Opéra en trois actes
Musique de Philip Glass
Livret de Philip Glass, Shalom Goldman, Robert Israël et Richard Riddell.
Créé à Stuttgart (Württembergisches Staatstheater) le 24 mars 1984 sous le titre allemand Echnaton
Présenté ce soir en version de concert

Détails

Akhnaten
Fabrice Di Falco
Nefertiti
Julie Robard-Gendre
La reine mère Tiyi
Patrizia Ciofi
Horemheb
Frédéric Cornille
Le grand prêtre d’Amon
Frédéric Diquero
Aÿ
Vincent Le Texier
Les six filles d’Akhnaten
Mathilde Le Petit
Rachel Duckett
Mathilde Lemaire
Vasiliki Koltouki
Laeticia Goepfert
Aviva Manenti
Le scribe (rôle parlé)
Lucinda Childs

Chœur de l’Opéra de Nice, Orchestre Philharmonique de Nice
Direction musicale
Léo Warynski

 

Paris, Philharmonie, samedi 25 octobre 2025, 20h

Akhénaton, ce n’est pas seulement le pseudonyme d’un célèbre rappeur marseillais (Philippe Fragione), c’est surtout le second nom du pharaon Amenhotep [Aménophis] IV (XVIIIe dynastie, vers 1371/1365 à vers 1338/1335 avant Jésus-Christ), qui n’a pas atteint au caractère icônique de Néfertiti, Toutankhamon ou Cléopâtre. Pourtant, il a mérité une place particulière parmi les pharaons de l’Égypte antique, en imposant vers la 5e année de son règne (vers 1350/1347) une rupture multiforme, que les égyptologues ont intitulée « hérésie amarnienne ». Celle-ci a touché la religion (volonté de remplacer le polythéisme populaire par le culte officiel d’un dieu unique, Rê-Horakhty, le disque solaire Aton), l’art par une esthétique plus naturaliste, et la politique avec une nouvelle capitale, Akhetaton (actuelle Tell el-Amarna). L’expérience, pour n’avoir pas rencontré l’adhésion populaire, resta sans suite.

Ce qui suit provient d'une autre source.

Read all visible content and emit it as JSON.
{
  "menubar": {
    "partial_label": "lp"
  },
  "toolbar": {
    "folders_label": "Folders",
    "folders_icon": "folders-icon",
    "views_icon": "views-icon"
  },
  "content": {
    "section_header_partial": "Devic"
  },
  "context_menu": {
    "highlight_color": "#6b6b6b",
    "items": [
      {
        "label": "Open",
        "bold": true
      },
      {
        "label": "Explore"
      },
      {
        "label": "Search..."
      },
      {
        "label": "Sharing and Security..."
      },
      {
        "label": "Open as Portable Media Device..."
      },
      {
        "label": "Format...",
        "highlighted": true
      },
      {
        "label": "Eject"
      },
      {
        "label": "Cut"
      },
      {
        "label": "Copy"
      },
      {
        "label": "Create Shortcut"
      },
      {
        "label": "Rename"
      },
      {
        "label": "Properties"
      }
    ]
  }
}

Le plus intéressant est la mise à l’écart du clergé d’Amon thébain par le pharaon, devenu l’intermédiaire direct avec le nouveau dieu. Il se trouve ainsi seul détenteur des pouvoirs temporel et spirituel, mais crée en même temps un noyau de résistance religieuse de ce clergé qui va conspirer à sa perte. Alors que l’Aïda de Verdi se débattait également dans un contexte de lutte d’influence entre le clergé et le pharaon, sur un sujet imaginé par l’égyptologue Auguste Mariette, chez Philip Glass ce sont des textes antiques qui constituent en eux-mêmes la trame de l’œuvre, qu’aucune intrigue amoureuse ne sous-tend. Et si Verdi avait tenté, plutôt infructueusement, de recréer une musique antique, Philip Glass propose essentiellement une atmosphère basée sur une musique « minimaliste » ou « répétitive », d’une infinie subtilité, dans la forme de longues mélopées qui sont certainement plus évocatrices de ce que l’on peut imaginer de la musique égyptienne antique.

© Photos Philharmonie de Paris / Ondine Bertrand / Cheeese

On se trouve en présence d’une œuvre faite d’une succession de tableaux plus que d’une action véritable, qui s’apparente donc plus à un oratorio qu’à un véritable opéra, dont les sources historiques sont essentiellement issues du livre controversé Œdipe et Akhenaton, mythe et histoire (1967) du psychiatre Immanuel Velikovsky, que Glass souhaitait voir participer au livret, ce que sa mort empêcha. Néanmoins prévue pour être jouée sur scène, avec décors et costumes, elle trouve dans l’exécution en concert une force et un intérêt qui paraissent curieusement décuplés par rapport aux représentations scéniques, sans doute du fait que l’attention des spectateurs se concentre sur les parties musicales et vocales.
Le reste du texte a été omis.